Off the coast of Ecuador, illegal fishing affects the economy and livelihood of citizens, forcing them to turn to activities that help drug runners to operate on the high seas.

“Illegal, unregulated, unreported fishing is a huge, huge deal,” Croft said. “Near the Galapagos Islands, the Chinese have 300-ish big fishing ships out there that have these massive nets. They know the exact migratory routes of the fish, and they will take the entire fish stock.”

Add to that fact that the Eastern Pacific is a popular drug trafficking route as fast boats and semi-submersibles departing from northern Ecuador move toward the shores of Central America and Mexico to get cargo northward.

“Ecuador is totally who’s really concerned about that because it takes all the money away from their fishermen,” Croft explained. “So, then, what do they do? They sell fuel and supplies to the drug runners. They become little 7-11s because they have no other source of income.”

Space partnerships can stop that, he said.

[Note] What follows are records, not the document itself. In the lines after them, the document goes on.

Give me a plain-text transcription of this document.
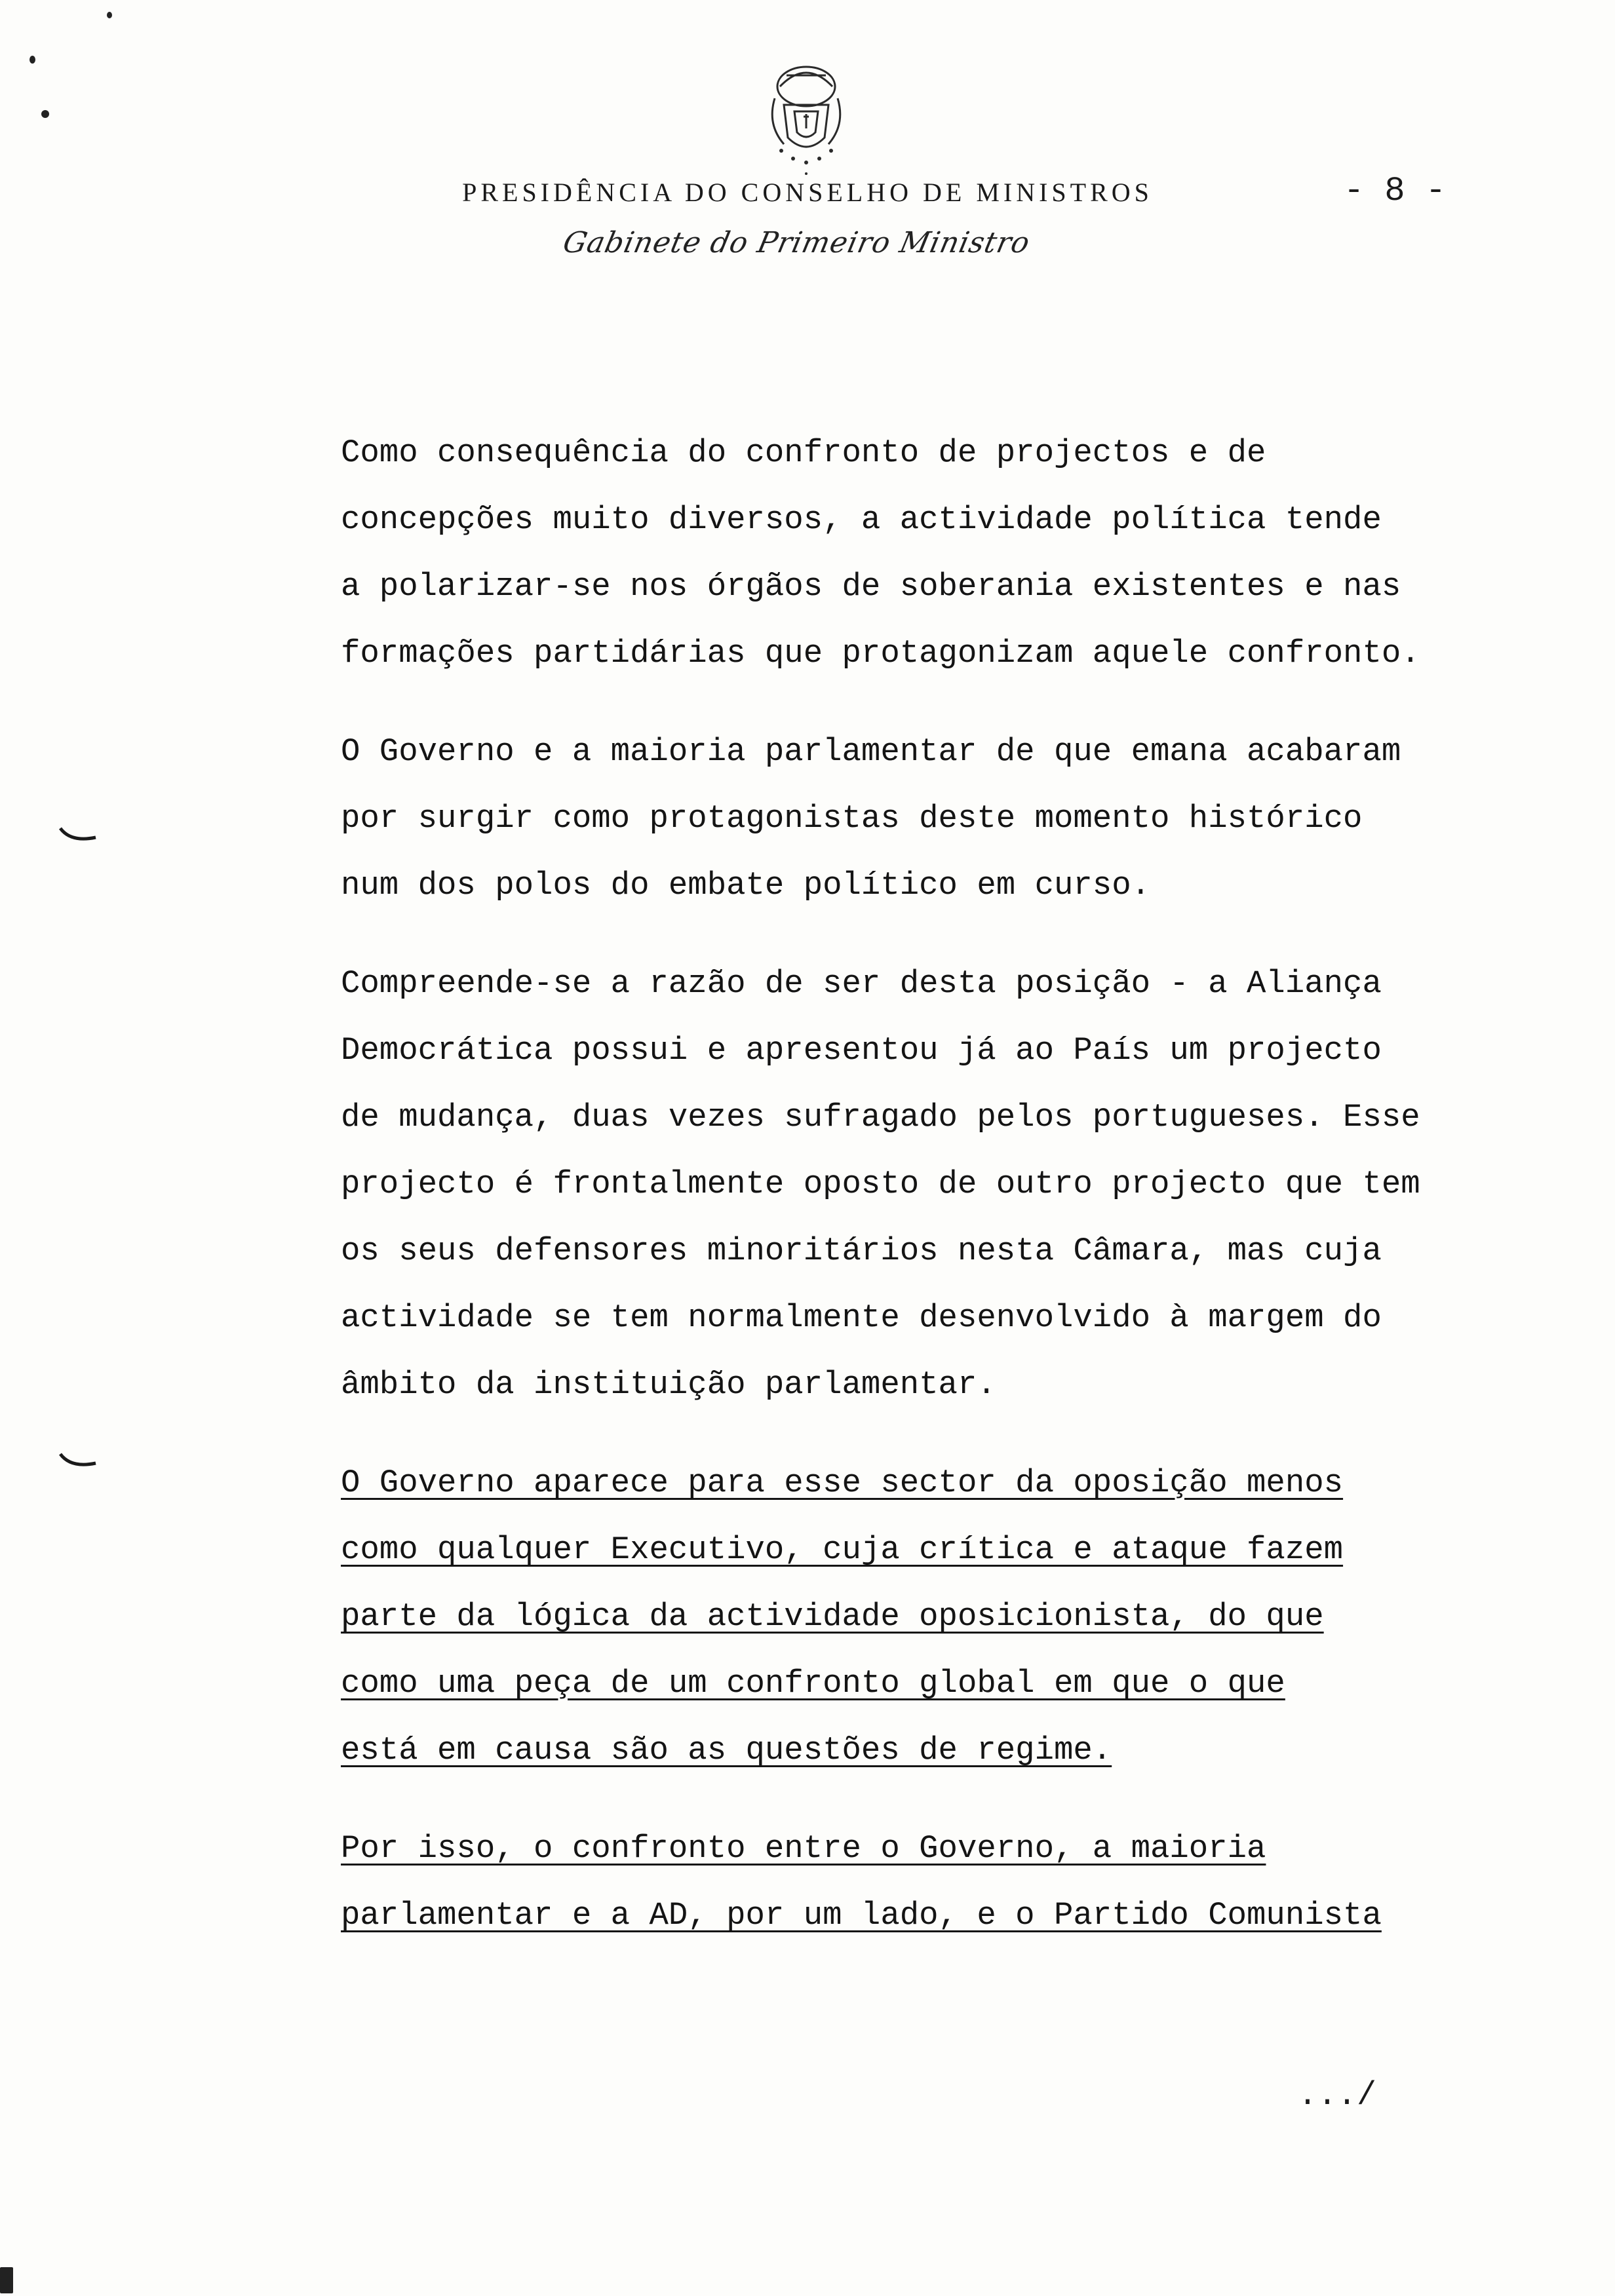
PRESIDÊNCIA DO CONSELHO DE MINISTROS	- 8 -
Gabinete do Primeiro Ministro
Como consequência do confronto de projectos e de
concepções muito diversos, a actividade política tende
a polarizar-se nos órgãos de soberania existentes e nas
formações partidárias que protagonizam aquele confronto.
O Governo e a maioria parlamentar de que emana acabaram
por surgir como protagonistas deste momento histórico
num dos polos do embate político em curso.
Compreende-se a razão de ser desta posição - a Aliança
Democrática possui e apresentou já ao País um projecto
de mudança, duas vezes sufragado pelos portugueses. Esse
projecto é frontalmente oposto de outro projecto que tem
os seus defensores minoritários nesta Câmara, mas cuja
actividade se tem normalmente desenvolvido à margem do
âmbito da instituição parlamentar.
O Governo aparece para esse sector da oposição menos
como qualquer Executivo, cuja crítica e ataque fazem
parte da lógica da actividade oposicionista, do que
como uma peça de um confronto global em que o que
está em causa são as questões de regime.
Por isso, o confronto entre o Governo, a maioria
parlamentar e a AD, por um lado, e o Partido Comunista
.../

“As we have access to more space vehicles, lower-end stuff that’s not classified, I think that’s where you’re going to see a huge advantage,” he said. “In five or 10 years, we’ll be able to see every ship on the ocean, especially the illegal fishing ships. … In many cases [that’s] not classified data, so that our partner nations, we can share it with them.”

Compared to U.S. adversaries Russia and China operating in the hemisphere, sharing space data and enhancing space cooperation gives the U.S. an edge, Croft explained:

“All those [are] things we care about that the Chinese and the Russians will not. They’re going to do things that just purely benefit them.”